I have been to Ireland several times which have all been wonderful. This trip was unique because our daughter, Sara, not only organized our routes, she was able to share the history of the various towns we visited.
She drove remarkably well on the roads, often so narrow that she would have to pull way over to allow another car to pass. We were close but avoided the dreaded ditch many times!
Nien-he was most helpful and Mika and Emi gave us the pleasure of their youth. Being next to Joan all the way has always been such a pleasure and I appreciated every moment we were seated together.
Ireland was beautifully green. So many pastures with cows, sheep, or horses that I could well imagine another life with animals, apart from dogs. As smart as MaggieMae is, we experienced a smarter dog who on the order of his master got many sheep over a very large field to go a certain way so that they could be fenced in to enable their owners an opportunity to explain the process of shearing sheep so that we could wear warm sweaters.
Sara was able to identify so many restaurants with most tasty food. I always loved hearing music while enjoying the food. Occasionally the music was live with a person playing a guitar and the other a banjo.

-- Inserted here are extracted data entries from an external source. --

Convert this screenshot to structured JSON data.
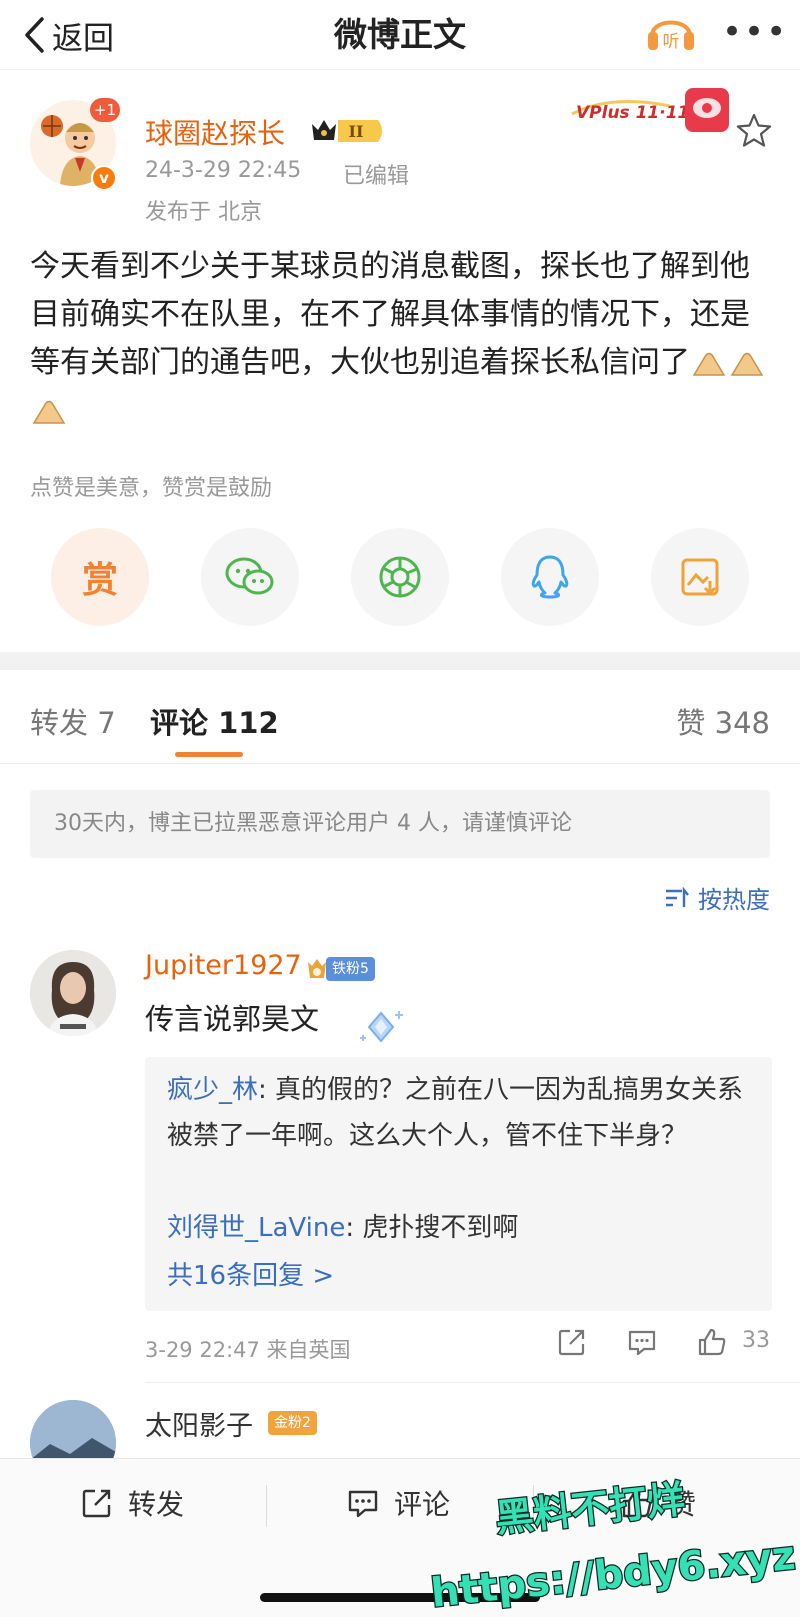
{
  "header": {
    "back_label": "返回",
    "title": "微博正文",
    "listen_label": "听",
    "more_label": "•••"
  },
  "author": {
    "name": "球圈赵探长",
    "notification_badge": "+1",
    "verified_mark": "v",
    "level_badge": "II",
    "time": "24-3-29 22:45",
    "edited": "已编辑",
    "location": "发布于 北京",
    "vplus_label": "VPlus 11·11"
  },
  "post": {
    "text": "今天看到不少关于某球员的消息截图，探长也了解到他目前确实不在队里，在不了解具体事情的情况下，还是等有关部门的通告吧，大伙也别追着探长私信问了"
  },
  "reward_hint": "点赞是美意，赞赏是鼓励",
  "share": {
    "reward_label": "赏",
    "items": [
      "wechat-icon",
      "moments-icon",
      "qq-icon",
      "save-image-icon"
    ]
  },
  "tabs": {
    "forward": "转发 7",
    "comment": "评论 112",
    "like": "赞 348"
  },
  "notice": "30天内，博主已拉黑恶意评论用户 4 人，请谨慎评论",
  "sort_label": "按热度",
  "comments": [
    {
      "user": "Jupiter1927",
      "badge": "铁粉5",
      "text": "传言说郭昊文",
      "replies": [
        {
          "user": "疯少_林",
          "text": ": 真的假的？之前在八一因为乱搞男女关系被禁了一年啊。这么大个人，管不住下半身？"
        },
        {
          "user": "刘得世_LaVine",
          "text": ": 虎扑搜不到啊"
        }
      ],
      "more_replies": "共16条回复 >",
      "meta": "3-29 22:47 来自英国",
      "likes": "33"
    },
    {
      "user": "太阳影子",
      "badge": "金粉2"
    }
  ],
  "bottom_bar": {
    "forward": "转发",
    "comment": "评论",
    "like": "赞"
  },
  "watermark": {
    "line1": "黑料不打烊",
    "line2": "https://bdy6.xyz"
  },
  "colors": {
    "accent": "#f08233",
    "name_orange": "#e8620d",
    "link_blue": "#3b6fbd"
  }
}
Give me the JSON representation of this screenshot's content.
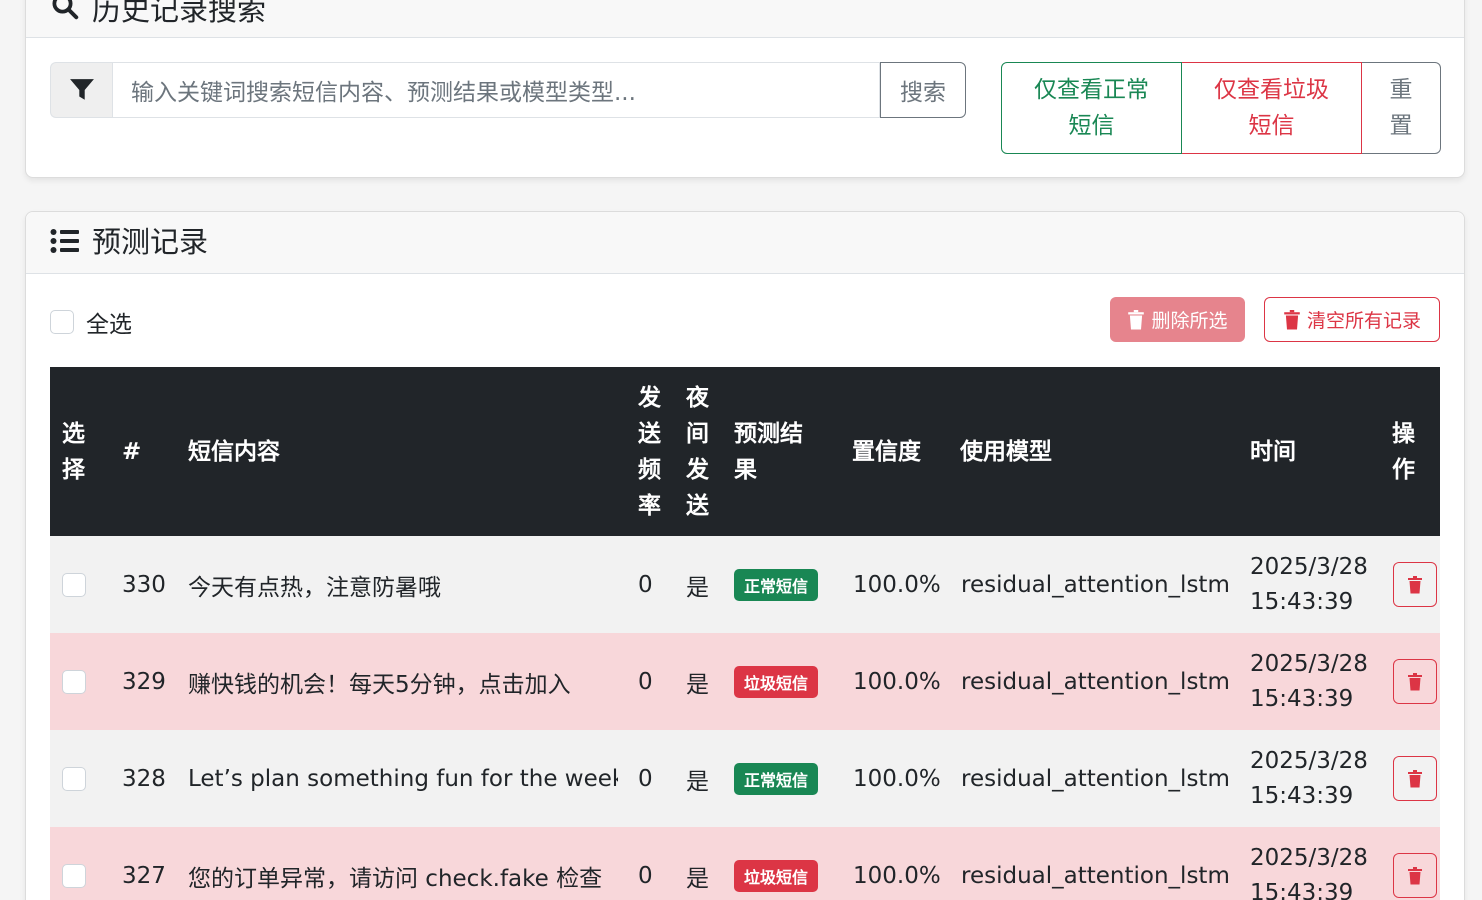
{
  "search_card": {
    "title": "历史记录搜索",
    "placeholder": "输入关键词搜索短信内容、预测结果或模型类型...",
    "search_button": "搜索",
    "filter_normal": "仅查看正常短信",
    "filter_spam": "仅查看垃圾短信",
    "reset": "重置"
  },
  "records_card": {
    "title": "预测记录",
    "select_all": "全选",
    "delete_selected": "删除所选",
    "clear_all": "清空所有记录"
  },
  "table": {
    "headers": {
      "select": "选择",
      "id": "#",
      "content": "短信内容",
      "frequency": "发送频率",
      "night": "夜间发送",
      "result": "预测结果",
      "confidence": "置信度",
      "model": "使用模型",
      "time": "时间",
      "action": "操作"
    },
    "rows": [
      {
        "id": "330",
        "content": "今天有点热，注意防暑哦",
        "frequency": "0",
        "night": "是",
        "result": "正常短信",
        "confidence": "100.0%",
        "model": "residual_attention_lstm",
        "date": "2025/3/28",
        "clock": "15:43:39"
      },
      {
        "id": "329",
        "content": "赚快钱的机会！每天5分钟，点击加入",
        "frequency": "0",
        "night": "是",
        "result": "垃圾短信",
        "confidence": "100.0%",
        "model": "residual_attention_lstm",
        "date": "2025/3/28",
        "clock": "15:43:39"
      },
      {
        "id": "328",
        "content": "Let’s plan something fun for the weekend",
        "frequency": "0",
        "night": "是",
        "result": "正常短信",
        "confidence": "100.0%",
        "model": "residual_attention_lstm",
        "date": "2025/3/28",
        "clock": "15:43:39"
      },
      {
        "id": "327",
        "content": "您的订单异常，请访问 check.fake 检查",
        "frequency": "0",
        "night": "是",
        "result": "垃圾短信",
        "confidence": "100.0%",
        "model": "residual_attention_lstm",
        "date": "2025/3/28",
        "clock": "15:43:39"
      }
    ]
  },
  "colors": {
    "normal": "#198754",
    "spam": "#dc3545",
    "header_bg": "#212529"
  }
}
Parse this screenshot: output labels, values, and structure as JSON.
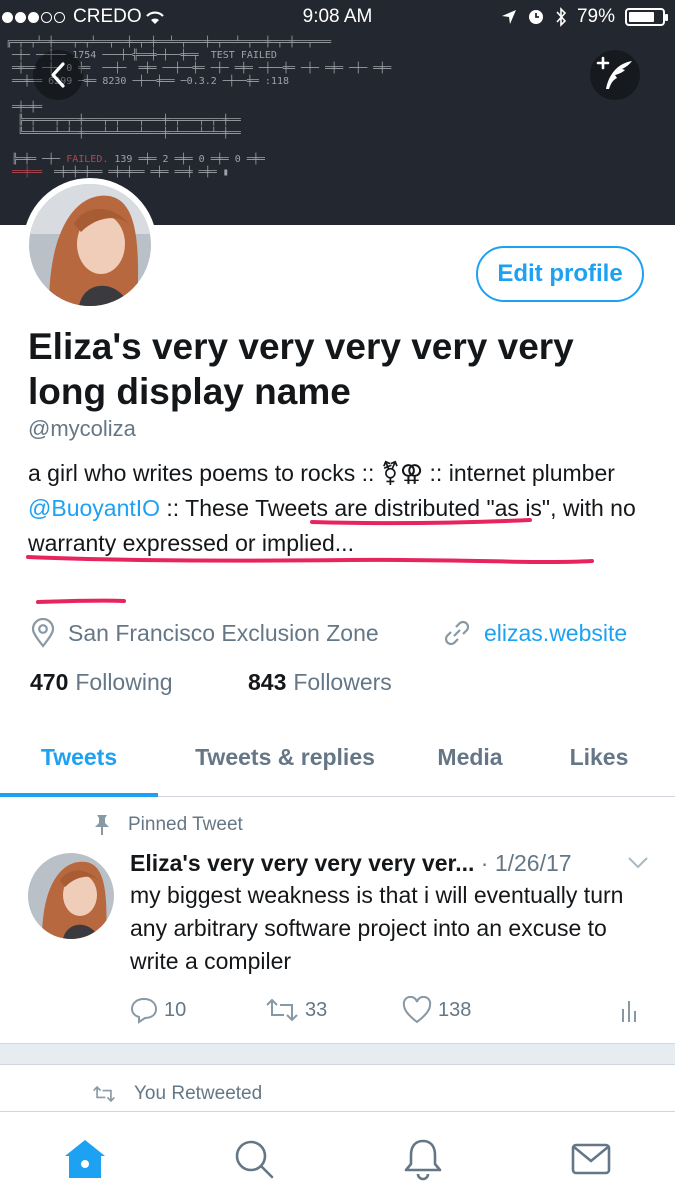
{
  "status_bar": {
    "carrier": "CREDO",
    "time": "9:08 AM",
    "battery_text": "79%",
    "battery_level": 0.79
  },
  "banner": {
    "terminal_failed_1": "TEST FAILED",
    "terminal_line_1": "1754",
    "terminal_line_2": "6299",
    "terminal_line_3": "8230",
    "terminal_failed_2": "FAILED."
  },
  "profile": {
    "edit_profile_label": "Edit profile",
    "display_name": "Eliza's very very very very very long display name",
    "handle": "@mycoliza",
    "bio_part1": "a girl who writes poems to rocks :: ⚧⚢ :: internet plumber ",
    "bio_link": "@BuoyantIO",
    "bio_part2": " :: These Tweets are distributed \"as is\", with no warranty expressed or implied...",
    "location": "San Francisco Exclusion Zone",
    "website": "elizas.website",
    "following_count": "470",
    "following_label": "Following",
    "followers_count": "843",
    "followers_label": "Followers"
  },
  "tabs": [
    {
      "label": "Tweets",
      "active": true
    },
    {
      "label": "Tweets & replies",
      "active": false
    },
    {
      "label": "Media",
      "active": false
    },
    {
      "label": "Likes",
      "active": false
    }
  ],
  "pinned_tweet": {
    "label": "Pinned Tweet",
    "author": "Eliza's very very very very ver...",
    "date": "· 1/26/17",
    "text": "my biggest weakness is that i will eventually turn any arbitrary software project into an excuse to write a compiler",
    "replies": "10",
    "retweets": "33",
    "likes": "138"
  },
  "retweet_notice": {
    "label": "You Retweeted"
  },
  "bottom_nav": {
    "active": "home",
    "icons": [
      "home-icon",
      "search-icon",
      "bell-icon",
      "mail-icon"
    ]
  },
  "colors": {
    "accent": "#1da1f2",
    "banner_bg": "#23272f",
    "muted": "#657786",
    "highlight_underline": "#e8245f"
  }
}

From the sheep herding demonstration to the girls surfing in the Atlantic Ocean to an ecology foraging tour on a river inlet to a walking tour on the Cliffs of Moher, it was all perfect!
Ireland has always been historically a mixed bag for me. My mother never talked to me about Ireland even though she often took me to her relatives in my home town. She never had me sit at the table with those relatives. When she died when I was 13, I never celebrated St. Patrick’s Day until after one of our visits to a movie in Dedham, “Out of Ireland”, that answered my problem. If you were not the first born male or married the first born male, you had to leave. But the word used was not “immigration” but “exile”. The only way to not cry about leaving Ireland was to never talk about Ireland. It surely answered the problem I had, but it surely only saddened me more that I was never as “Irish” as I could have been.
With gratitude to Joan, Sara, Nien-he, Mika and Emi, I appreciated every moment.